Il a été évoqué pour la première fois l'horizon 2020 pour la connexion du tramway aubagnais au réseau marseillais. La ligne 40, qui relie aujourd'hui La Timone (métro) à la gare d'Aubagne, pourrait ainsi renouer avec un mode ferré abandonné voici plus d'un demi-siècle.

On peut s'interroger sur l'impact du morcellement administratif sur l'appréhension du projet : si le projet aubagnais était présenté dans cette perspective commune avec le tramway de Marseille, alors il serait probablement plus aisé d'en saisir des enjeux plus vastes, dépassant le seul territoire de l'agglomération aubagnaise.
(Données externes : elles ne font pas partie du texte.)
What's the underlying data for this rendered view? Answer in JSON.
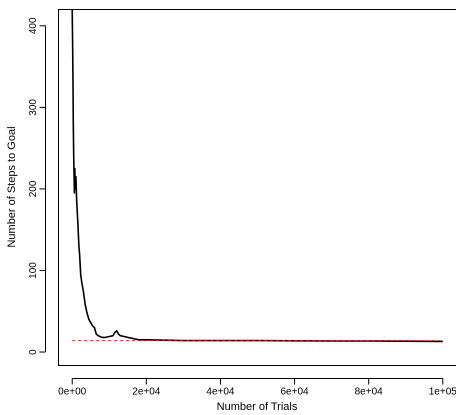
{
  "chart_data": {
    "type": "line",
    "title": "",
    "xlabel": "Number of Trials",
    "ylabel": "Number of Steps to Goal",
    "xlim": [
      -3700,
      103700
    ],
    "ylim": [
      -16.5,
      420
    ],
    "x_ticks": [
      0,
      20000,
      40000,
      60000,
      80000,
      100000
    ],
    "x_tick_labels": [
      "0e+00",
      "2e+04",
      "4e+04",
      "6e+04",
      "8e+04",
      "1e+05"
    ],
    "y_ticks": [
      0,
      100,
      200,
      300,
      400
    ],
    "y_tick_labels": [
      "0",
      "100",
      "200",
      "300",
      "400"
    ],
    "grid": false,
    "legend": "none",
    "series": [
      {
        "color": "#000000",
        "style": "solid",
        "x": [
          0,
          100,
          200,
          300,
          400,
          500,
          600,
          700,
          800,
          1000,
          1200,
          1500,
          1800,
          2000,
          2300,
          2600,
          3000,
          3500,
          4000,
          4500,
          5000,
          5500,
          6000,
          6500,
          7000,
          8000,
          9000,
          10000,
          11000,
          11500,
          12000,
          12500,
          13000,
          14000,
          15000,
          16000,
          17000,
          18000,
          20000,
          25000,
          30000,
          40000,
          50000,
          60000,
          70000,
          80000,
          90000,
          100000
        ],
        "y": [
          420,
          380,
          330,
          280,
          240,
          215,
          195,
          225,
          200,
          215,
          185,
          160,
          130,
          120,
          95,
          85,
          75,
          58,
          48,
          40,
          36,
          32,
          30,
          22,
          20,
          18,
          18,
          19,
          20,
          24,
          26,
          22,
          20,
          19,
          18,
          17,
          16,
          15,
          15,
          14.5,
          14,
          14,
          14,
          13.8,
          13.6,
          13.5,
          13.3,
          13
        ]
      },
      {
        "color": "#e0201a",
        "style": "dashed",
        "x": [
          0,
          100000
        ],
        "y": [
          14,
          14
        ]
      }
    ]
  }
}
Il est en apparennce difficile d'imaginer une agglomération de 103 000 habitants lancer un tel projet : une vision métropolitaine pourrait probablement donner plus de sens. Cependant, le niveau de maturation d'une extension du réseau marseillais au-delà de l'actuel terminus des Caillols n'est manifestement pas au même niveau que celui du projet demeurant - pour l'instant - interne à l'agglomération d'Aubagne.